Powered by Poverty: Energy Access and Income in the United States
Powered by Poverty
The clean-energy transition is real. The geography is not fair.
30% U.S. capacity from renewables in 2024
10 / 11 highest-poverty states are majority-fossil
84% known coal capacity predates 1990
The U.S. grid has been changing for three decades. The question is whether that change reached everyone equally.
The Argument In One Sentence
National clean-energy progress hides a state-level split: the places with more poverty are often still more fossil-heavy, and coal/oil infrastructure is old enough that “legacy system” is measurable rather than rhetorical.
The 2024 map shows who is ahead. The next maps show why some states are still behind.
Scale Before Blame
Some high-emission states are also major industrial electricity states. EIA reports Texas as the top state for direct-use electricity in 2024 and Louisiana as the second-highest, which helps explain why their power systems are so large before we make any equity claim.

This is why the project separates system scale from equity exposure. Texas is the scale case: #1 in direct-use electricity and #1 in power-sector CO2. Louisiana is both an industrial scale case and a poverty case: #2 in direct-use electricity, 42 million metric tons of power-sector CO2, and one of the highest state poverty rates in the dataset.

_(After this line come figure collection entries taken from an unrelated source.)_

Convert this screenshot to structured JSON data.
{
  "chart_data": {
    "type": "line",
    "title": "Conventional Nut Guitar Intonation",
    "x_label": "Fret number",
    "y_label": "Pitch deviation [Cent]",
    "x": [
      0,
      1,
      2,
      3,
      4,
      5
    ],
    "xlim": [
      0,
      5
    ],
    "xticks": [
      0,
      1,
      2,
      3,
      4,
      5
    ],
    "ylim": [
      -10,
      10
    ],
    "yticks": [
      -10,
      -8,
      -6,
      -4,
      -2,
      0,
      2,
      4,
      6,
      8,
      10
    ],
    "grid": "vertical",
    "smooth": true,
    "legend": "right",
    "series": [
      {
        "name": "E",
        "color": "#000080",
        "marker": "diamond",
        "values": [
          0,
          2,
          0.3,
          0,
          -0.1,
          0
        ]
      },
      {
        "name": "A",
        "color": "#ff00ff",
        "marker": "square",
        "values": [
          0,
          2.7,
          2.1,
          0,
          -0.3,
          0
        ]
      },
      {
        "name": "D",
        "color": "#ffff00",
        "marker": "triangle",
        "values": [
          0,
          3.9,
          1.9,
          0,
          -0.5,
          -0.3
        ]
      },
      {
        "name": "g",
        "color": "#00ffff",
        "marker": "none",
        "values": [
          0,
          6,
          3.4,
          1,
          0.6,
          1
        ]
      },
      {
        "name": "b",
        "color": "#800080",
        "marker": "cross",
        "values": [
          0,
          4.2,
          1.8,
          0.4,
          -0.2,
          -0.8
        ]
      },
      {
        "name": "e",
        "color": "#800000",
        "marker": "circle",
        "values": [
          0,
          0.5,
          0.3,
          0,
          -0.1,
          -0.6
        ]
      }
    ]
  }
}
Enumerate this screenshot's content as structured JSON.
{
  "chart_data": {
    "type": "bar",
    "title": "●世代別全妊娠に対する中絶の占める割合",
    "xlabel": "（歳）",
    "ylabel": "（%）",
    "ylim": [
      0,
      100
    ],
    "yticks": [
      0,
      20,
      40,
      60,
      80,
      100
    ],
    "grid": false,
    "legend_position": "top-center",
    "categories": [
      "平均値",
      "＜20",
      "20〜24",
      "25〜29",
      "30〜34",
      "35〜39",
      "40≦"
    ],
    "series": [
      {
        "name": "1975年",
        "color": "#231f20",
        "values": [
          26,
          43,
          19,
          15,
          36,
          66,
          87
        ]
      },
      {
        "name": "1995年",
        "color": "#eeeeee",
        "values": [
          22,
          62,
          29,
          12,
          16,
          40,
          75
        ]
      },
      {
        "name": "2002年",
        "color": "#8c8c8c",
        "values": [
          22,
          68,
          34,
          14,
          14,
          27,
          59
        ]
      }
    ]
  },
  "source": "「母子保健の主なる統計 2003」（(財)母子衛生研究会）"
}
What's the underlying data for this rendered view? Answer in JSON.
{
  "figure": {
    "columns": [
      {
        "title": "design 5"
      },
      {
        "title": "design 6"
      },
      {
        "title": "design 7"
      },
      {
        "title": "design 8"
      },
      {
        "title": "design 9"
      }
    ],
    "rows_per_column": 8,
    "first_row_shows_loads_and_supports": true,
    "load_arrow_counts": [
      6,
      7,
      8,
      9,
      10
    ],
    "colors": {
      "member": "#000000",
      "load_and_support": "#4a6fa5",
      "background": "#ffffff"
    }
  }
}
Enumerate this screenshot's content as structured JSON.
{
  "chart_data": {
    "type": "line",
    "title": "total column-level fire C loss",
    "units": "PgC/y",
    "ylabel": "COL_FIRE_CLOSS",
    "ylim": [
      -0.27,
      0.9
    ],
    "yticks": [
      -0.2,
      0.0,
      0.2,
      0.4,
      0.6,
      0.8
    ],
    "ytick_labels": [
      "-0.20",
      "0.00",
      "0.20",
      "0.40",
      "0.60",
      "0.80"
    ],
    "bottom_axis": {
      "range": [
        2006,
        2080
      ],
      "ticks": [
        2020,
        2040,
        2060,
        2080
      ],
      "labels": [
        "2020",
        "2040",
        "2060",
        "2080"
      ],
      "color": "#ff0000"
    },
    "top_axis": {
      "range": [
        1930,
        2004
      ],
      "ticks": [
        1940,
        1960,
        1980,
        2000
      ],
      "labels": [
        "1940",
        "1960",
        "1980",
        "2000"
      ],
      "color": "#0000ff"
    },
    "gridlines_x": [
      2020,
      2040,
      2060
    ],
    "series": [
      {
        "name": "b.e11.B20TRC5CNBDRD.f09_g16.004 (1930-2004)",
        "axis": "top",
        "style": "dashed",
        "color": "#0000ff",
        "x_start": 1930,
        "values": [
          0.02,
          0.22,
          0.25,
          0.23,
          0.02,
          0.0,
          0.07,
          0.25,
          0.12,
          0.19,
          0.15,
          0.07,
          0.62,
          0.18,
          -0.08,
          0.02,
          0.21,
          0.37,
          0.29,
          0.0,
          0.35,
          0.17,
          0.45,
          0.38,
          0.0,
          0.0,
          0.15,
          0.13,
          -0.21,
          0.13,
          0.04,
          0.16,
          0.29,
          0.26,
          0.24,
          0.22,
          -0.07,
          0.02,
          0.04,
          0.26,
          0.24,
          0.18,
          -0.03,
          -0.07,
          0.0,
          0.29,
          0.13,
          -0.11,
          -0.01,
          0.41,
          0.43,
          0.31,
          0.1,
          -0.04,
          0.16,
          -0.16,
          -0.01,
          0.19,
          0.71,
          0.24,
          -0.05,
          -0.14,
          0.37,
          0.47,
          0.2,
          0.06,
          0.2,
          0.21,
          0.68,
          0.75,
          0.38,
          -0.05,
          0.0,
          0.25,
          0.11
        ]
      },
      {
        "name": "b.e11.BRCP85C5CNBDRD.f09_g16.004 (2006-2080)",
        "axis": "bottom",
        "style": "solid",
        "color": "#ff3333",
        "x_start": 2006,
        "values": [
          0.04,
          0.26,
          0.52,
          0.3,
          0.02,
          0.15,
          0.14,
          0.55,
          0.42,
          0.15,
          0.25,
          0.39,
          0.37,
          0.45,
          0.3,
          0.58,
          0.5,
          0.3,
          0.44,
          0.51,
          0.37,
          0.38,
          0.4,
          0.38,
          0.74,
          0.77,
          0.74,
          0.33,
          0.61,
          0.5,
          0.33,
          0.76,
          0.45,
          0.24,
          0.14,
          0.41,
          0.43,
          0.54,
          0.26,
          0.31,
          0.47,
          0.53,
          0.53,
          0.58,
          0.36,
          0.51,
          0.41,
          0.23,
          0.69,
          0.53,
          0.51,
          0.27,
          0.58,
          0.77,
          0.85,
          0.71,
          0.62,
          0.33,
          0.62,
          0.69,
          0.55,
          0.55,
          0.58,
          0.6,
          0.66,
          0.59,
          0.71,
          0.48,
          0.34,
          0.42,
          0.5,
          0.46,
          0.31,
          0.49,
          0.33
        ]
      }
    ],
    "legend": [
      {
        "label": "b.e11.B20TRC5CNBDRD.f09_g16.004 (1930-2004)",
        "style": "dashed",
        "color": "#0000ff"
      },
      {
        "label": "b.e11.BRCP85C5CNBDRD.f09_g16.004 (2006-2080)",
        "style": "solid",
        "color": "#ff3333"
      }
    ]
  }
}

New load growth adds another layer. DOE identifies data centers, AI, domestic manufacturing, and electrification as major drivers of rising U.S. electricity demand. That makes the equity question more urgent: the grid is not only cleaning up old demand, it is also being asked to power a more electricity-intensive economy.
State averages are where the story begins. The real divide runs county by county.
Compare Fossil Plant Geography
The fuel-specific scrolls isolate coal, gas, and oil. This combined view lets the reader compare those patterns directly: hover a fuel type to dim the others and see where each fossil system is concentrated.
When the plants were built
84% of known U.S. coal capacity was commissioned before 1990. Median commissioning year: 1980. Oil is similar at 80%.

The patterns are measurable. The relationship is not strict. But it is consistent enough to ask who is still waiting.
A cleaner grid is not automatically an equitable grid.
This project combines EIA electricity data with Census SAIPE income and poverty data to make one point visible: energy transition maps and poverty maps should be read together.
The evidence is not causal, and it is not the final word. But it is strong enough to shape the next question.
When public and private clean-energy investment expands, which communities are first in line?